There are certain conditions which have been considered to increase the risk of developing steroid-induced glaucoma.
In general, the pressure-inducing effect of steroids is directly proportional to its anti-inflammatory potency.52 However, the pressure-inducing potency is related to the dosage of the drug used (0.01% of betamethasone in high topical steroid responders caused significantly less pressure elevation than with 0.1%).53
In steroid responsive patients, IOP elevation usually develops within the first few weeks of steroid administration. However, it can be elevated within an hour or many years after chronic steroid use. After steroid is discontinued, IOP usually normalizes within 1 to 4 weeks.

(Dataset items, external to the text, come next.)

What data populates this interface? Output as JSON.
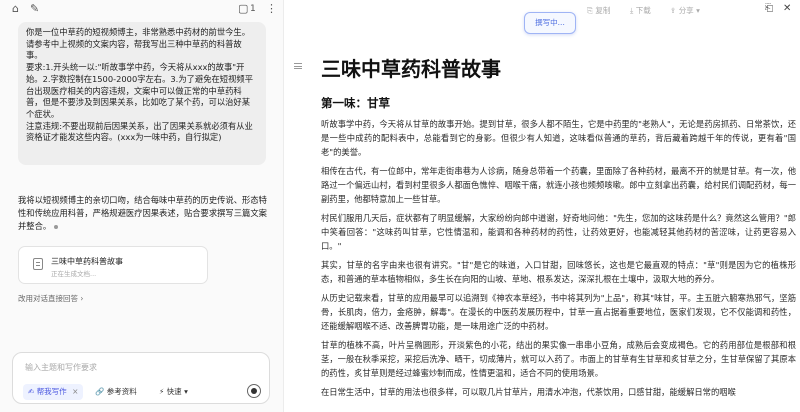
{
  "left_panel": {
    "toolbar": {
      "new_icon": "⌂",
      "edit_icon": "✎",
      "count": "1"
    },
    "user_message": "你是一位中草药的短视频博主，非常熟悉中药材的前世今生。请参考中上视频的文案内容，帮我写出三种中草药的科普故事。\n要求:1.开头统一以:\"听故事学中药，今天将从xxx的故事\"开始。2.字数控制在1500-2000字左右。3.为了避免在短视频平台出现医疗相关的内容违规，文案中可以做正常的中草药科普，但是不要涉及到因果关系，比如吃了某个药，可以治好某个症状。\n注意违规:不要出现前后因果关系，出了因果关系就必须有从业资格证才能发这些内容。(xxx为一味中药，自行拟定)",
    "reply": "我将以短视频博主的亲切口吻，结合每味中草药的历史传说、形态特性和传统应用科普，严格规避医疗因果表述，贴合要求撰写三篇文案并整合。",
    "doc_card": {
      "title": "三味中草药科普故事",
      "subtitle": "正在生成文档..."
    },
    "guide_link": "改用对话直接回答 ›",
    "input": {
      "placeholder": "输入主题和写作要求",
      "chip_active": "帮我写作",
      "chip_close": "×",
      "chip_ref": "参考资料",
      "chip_fast": "快速"
    }
  },
  "right_panel": {
    "toolbar": {
      "copy": "复制",
      "download": "下载",
      "share": "分享",
      "writing": "撰写中..."
    },
    "title": "三味中草药科普故事",
    "section1": "第一味：甘草",
    "paragraphs": [
      "听故事学中药，今天将从甘草的故事开始。提到甘草，很多人都不陌生，它是中药里的\"老熟人\"，无论是药房抓药、日常茶饮，还是一些中成药的配料表中，总能看到它的身影。但很少有人知道，这味看似普通的草药，背后藏着跨越千年的传说，更有着\"国老\"的美誉。",
      "相传在古代，有一位郎中，常年走街串巷为人诊病，随身总带着一个药囊，里面除了各种药材，最离不开的就是甘草。有一次，他路过一个偏远山村，看到村里很多人都面色憔悴、咽喉干痛，就连小孩也频频咳嗽。郎中立刻拿出药囊，给村民们调配药材，每一副药里，他都特意加上一些甘草。",
      "村民们服用几天后，症状都有了明显缓解，大家纷纷向郎中道谢，好奇地问他：\"先生，您加的这味药是什么？竟然这么管用？\"郎中笑着回答：\"这味药叫甘草，它性情温和，能调和各种药材的药性，让药效更好，也能减轻其他药材的苦涩味，让药更容易入口。\"",
      "其实，甘草的名字由来也很有讲究。\"甘\"是它的味道，入口甘甜，回味悠长，这也是它最直观的特点：\"草\"则是因为它的植株形态，和普通的草本植物相似，多生长在向阳的山坡、草地、根系发达，深深扎根在土壤中，汲取大地的养分。",
      "从历史记载来看，甘草的应用最早可以追溯到《神农本草经》，书中将其列为\"上品\"，称其\"味甘，平。主五脏六腑寒热邪气，坚筋骨，长肌肉，倍力，金疮肿，解毒\"。在漫长的中医药发展历程中，甘草一直占据着重要地位，医家们发现，它不仅能调和药性，还能缓解咽喉不适、改善脾胃功能，是一味用途广泛的中药材。",
      "甘草的植株不高，叶片呈椭圆形，开淡紫色的小花，结出的果实像一串串小豆角，成熟后会变成褐色。它的药用部位是根部和根茎，一般在秋季采挖，采挖后洗净、晒干，切成薄片，就可以入药了。市面上的甘草有生甘草和炙甘草之分，生甘草保留了其原本的药性，炙甘草则是经过蜂蜜炒制而成，性情更温和，适合不同的使用场景。",
      "在日常生活中，甘草的用法也很多样，可以取几片甘草片，用清水冲泡，代茶饮用，口感甘甜，能缓解日常的咽喉"
    ]
  }
}
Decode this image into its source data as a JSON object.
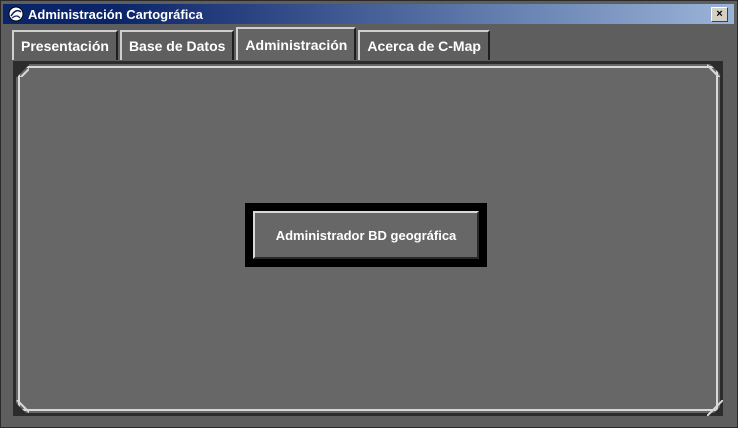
{
  "window": {
    "title": "Administración Cartográfica",
    "close_label": "×"
  },
  "tabs": [
    {
      "label": "Presentación",
      "active": false
    },
    {
      "label": "Base de Datos",
      "active": false
    },
    {
      "label": "Administración",
      "active": true
    },
    {
      "label": "Acerca de C-Map",
      "active": false
    }
  ],
  "panel": {
    "main_button_label": "Administrador BD geográfica"
  },
  "colors": {
    "titlebar_start": "#0a246a",
    "titlebar_end": "#9ab4d8",
    "panel_bg": "#676767",
    "text": "#ffffff"
  }
}
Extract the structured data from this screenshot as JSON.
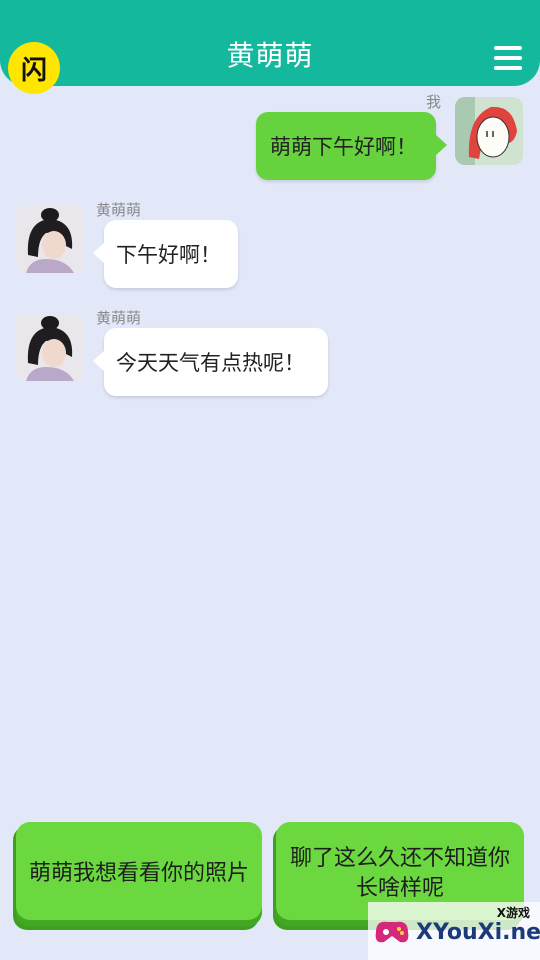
{
  "header": {
    "title": "黄萌萌",
    "logo_glyph": "闪"
  },
  "messages": [
    {
      "sender": "我",
      "text": "萌萌下午好啊！",
      "side": "right"
    },
    {
      "sender": "黄萌萌",
      "text": "下午好啊！",
      "side": "left"
    },
    {
      "sender": "黄萌萌",
      "text": "今天天气有点热呢！",
      "side": "left"
    }
  ],
  "choices": [
    {
      "text": "萌萌我想看看你的照片"
    },
    {
      "line1": "聊了这么久还不知道你",
      "line2": "长啥样呢"
    }
  ],
  "watermark": {
    "top": "X游戏",
    "brand": "XYouXi.net"
  },
  "colors": {
    "header": "#13b89d",
    "background": "#e3e8f9",
    "my_bubble": "#66d23d",
    "choice": "#6bd840"
  }
}
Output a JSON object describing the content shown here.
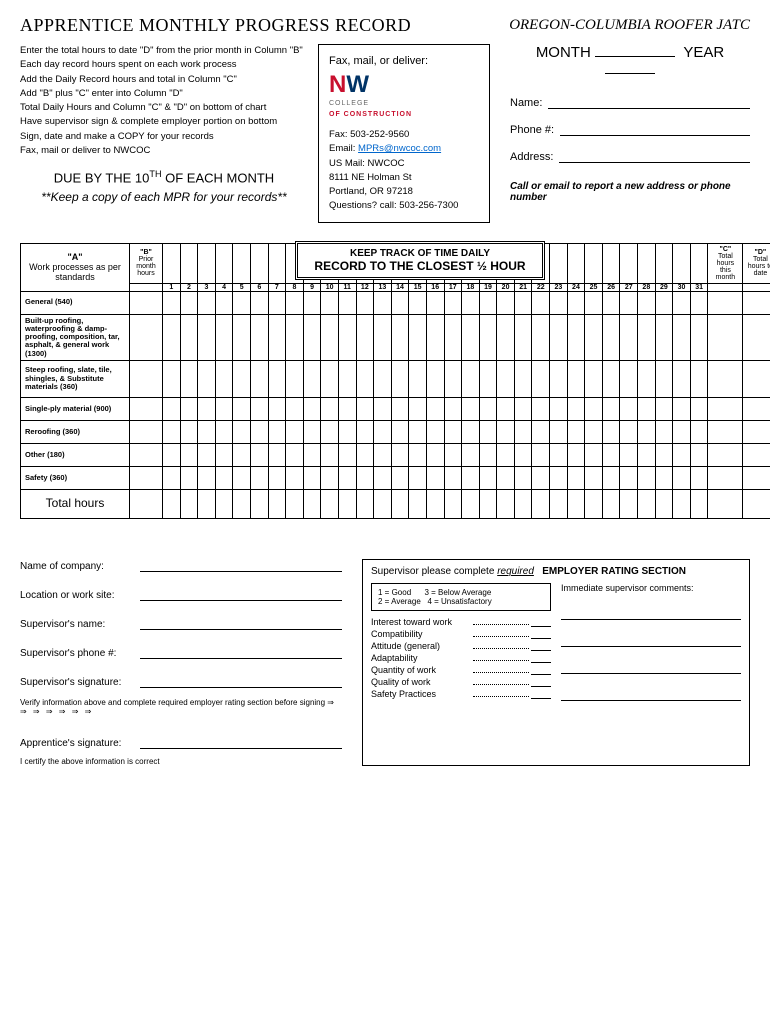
{
  "header": {
    "title_left": "APPRENTICE MONTHLY PROGRESS RECORD",
    "title_right": "OREGON-COLUMBIA ROOFER JATC"
  },
  "instructions": [
    "Enter the total hours to date \"D\" from the prior month in Column \"B\"",
    "Each day record hours spent on each work process",
    "Add the Daily Record hours and total in Column \"C\"",
    "Add \"B\" plus \"C\" enter into Column \"D\"",
    "Total Daily Hours and Column \"C\" & \"D\" on bottom of chart",
    "Have supervisor sign & complete employer portion on bottom",
    "Sign, date and make a COPY for your records",
    "Fax, mail or deliver to NWCOC"
  ],
  "due": "DUE BY THE 10",
  "due_sup": "TH",
  "due_after": " OF EACH MONTH",
  "keep_copy": "**Keep a copy of each MPR for your records**",
  "contact": {
    "deliver": "Fax, mail, or deliver:",
    "college": "COLLEGE",
    "of_construction": "OF CONSTRUCTION",
    "fax": "Fax: 503-252-9560",
    "email_label": "Email: ",
    "email": "MPRs@nwcoc.com",
    "mail": "US Mail: NWCOC",
    "addr1": "8111 NE Holman St",
    "addr2": "Portland, OR 97218",
    "questions": "Questions? call: 503-256-7300"
  },
  "form": {
    "month": "MONTH",
    "year": "YEAR",
    "name": "Name:",
    "phone": "Phone #:",
    "address": "Address:",
    "call_note": "Call or email to report a new address or phone number"
  },
  "banner": {
    "line1": "KEEP TRACK OF TIME DAILY",
    "line2": "RECORD TO THE CLOSEST ½ HOUR"
  },
  "grid": {
    "colA_h1": "\"A\"",
    "colA_h2": "Work processes as per standards",
    "colB_h1": "\"B\"",
    "colB_h2": "Prior month hours",
    "colC_h1": "\"C\"",
    "colC_h2": "Total hours this month",
    "colD_h1": "\"D\"",
    "colD_h2": "Total hours to date",
    "days": [
      "1",
      "2",
      "3",
      "4",
      "5",
      "6",
      "7",
      "8",
      "9",
      "10",
      "11",
      "12",
      "13",
      "14",
      "15",
      "16",
      "17",
      "18",
      "19",
      "20",
      "21",
      "22",
      "23",
      "24",
      "25",
      "26",
      "27",
      "28",
      "29",
      "30",
      "31"
    ],
    "rows": [
      "General (540)",
      "Built-up roofing, waterproofing & damp-proofing, composition, tar, asphalt, & general work (1300)",
      "Steep roofing, slate, tile, shingles, & Substitute materials (360)",
      "Single-ply material (900)",
      "Reroofing (360)",
      "Other (180)",
      "Safety (360)"
    ],
    "total_row": "Total hours"
  },
  "bottom_left": {
    "company": "Name of company:",
    "location": "Location or work site:",
    "sup_name": "Supervisor's name:",
    "sup_phone": "Supervisor's phone #:",
    "sup_sig": "Supervisor's signature:",
    "verify": "Verify information above and complete required employer rating section before signing",
    "arrows": "⇒ ⇒ ⇒ ⇒ ⇒ ⇒ ⇒",
    "app_sig": "Apprentice's signature:",
    "certify": "I certify the above information is correct"
  },
  "bottom_right": {
    "title_pre": "Supervisor please complete ",
    "title_req": "required",
    "title_emp": "EMPLOYER RATING SECTION",
    "key": {
      "k1": "1 = Good",
      "k2": "2 = Average",
      "k3": "3 = Below Average",
      "k4": "4 = Unsatisfactory"
    },
    "ratings": [
      "Interest toward work",
      "Compatibility",
      "Attitude (general)",
      "Adaptability",
      "Quantity of work",
      "Quality of work",
      "Safety Practices"
    ],
    "comments": "Immediate supervisor comments:"
  }
}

Patients usually present with very few symptoms like that of POAG. Signs and symptoms vary with the age of the patients. Infants may present with features of primary congenital glaucoma like watering, blepharospasm and photophobia. Teenagers present like developmental or juvenile open angle glaucoma. Adult patients present with raised IOP, normal and open angles on gonioscopy, optic disk cupping, and visual field defects. Other ocular findings are increased corneal thickness, corneal ulcers, and posterior subcapsular cataract. Steroid-induced glaucoma in vernal keratoconjunctivitis (VKC) is a common complication as patients require long-term treatment and steroids are often used to provide relief of symptoms.54 Long-term study by Bonini et al have reported 2% incidence of steroid-induced glaucoma in VKC.55
Steroid-induced glaucoma is an iatrogenic disease, which can be prevented. Increased use of steroids for almost any ocular as well as extraocular pathology has led to their overuse. An increasing amount of cases with steroid-induced glaucoma reported in the literature have made this a global issue. There is an enormous disability caused by steroid-induced glaucoma in patients of all age groups. Cheap and easily available dexamethasone eye drop over the counter forms the primary prescription of many ophthalmologists and chemists. Use of such easily available steroids reduces the symptoms of the primary pathology, leading to a sense of betterment, which usually results in patients continuing to use steroids unmonitored over long periods of time. Steroid-induced glaucoma is a significant health problem in the pediatric age group, but it responds well to the withdrawal of steroids and medical treatment. The most effective way of treating this ocular hypertensive response appears to be the cessation of the steroid therapy. Self-medication should be avoided and discouraged under all circumstances. Wherever possible, other alternatives like immunosuppressant should be used where the risk of steroid-induced ocular hypertension or glaucoma is suspected.
Steroid-induced glaucoma is an iatrogenic and preventable disease. The unwarranted and irrational use of steroids especially in developing countries by local medical practitioners as well as unmonitored self-use by patients themselves points to a lack of awareness about the disease. Prevention of steroid-induced glaucoma can be achieved with a few simple precautions. Identification of risk factors (like POAG, family history, high myopia, diabetes mel-litus, and connective tissue disorder) and monitoring for ocular hypertension can decrease the development of irreversible glaucomatous optic neuropathy. For discouraging self-medication, monitoring for IOP after prescription of steroids in any form and prompt management is essential. These practical and safe guidelines for the use of steroids should be followed by all doctors.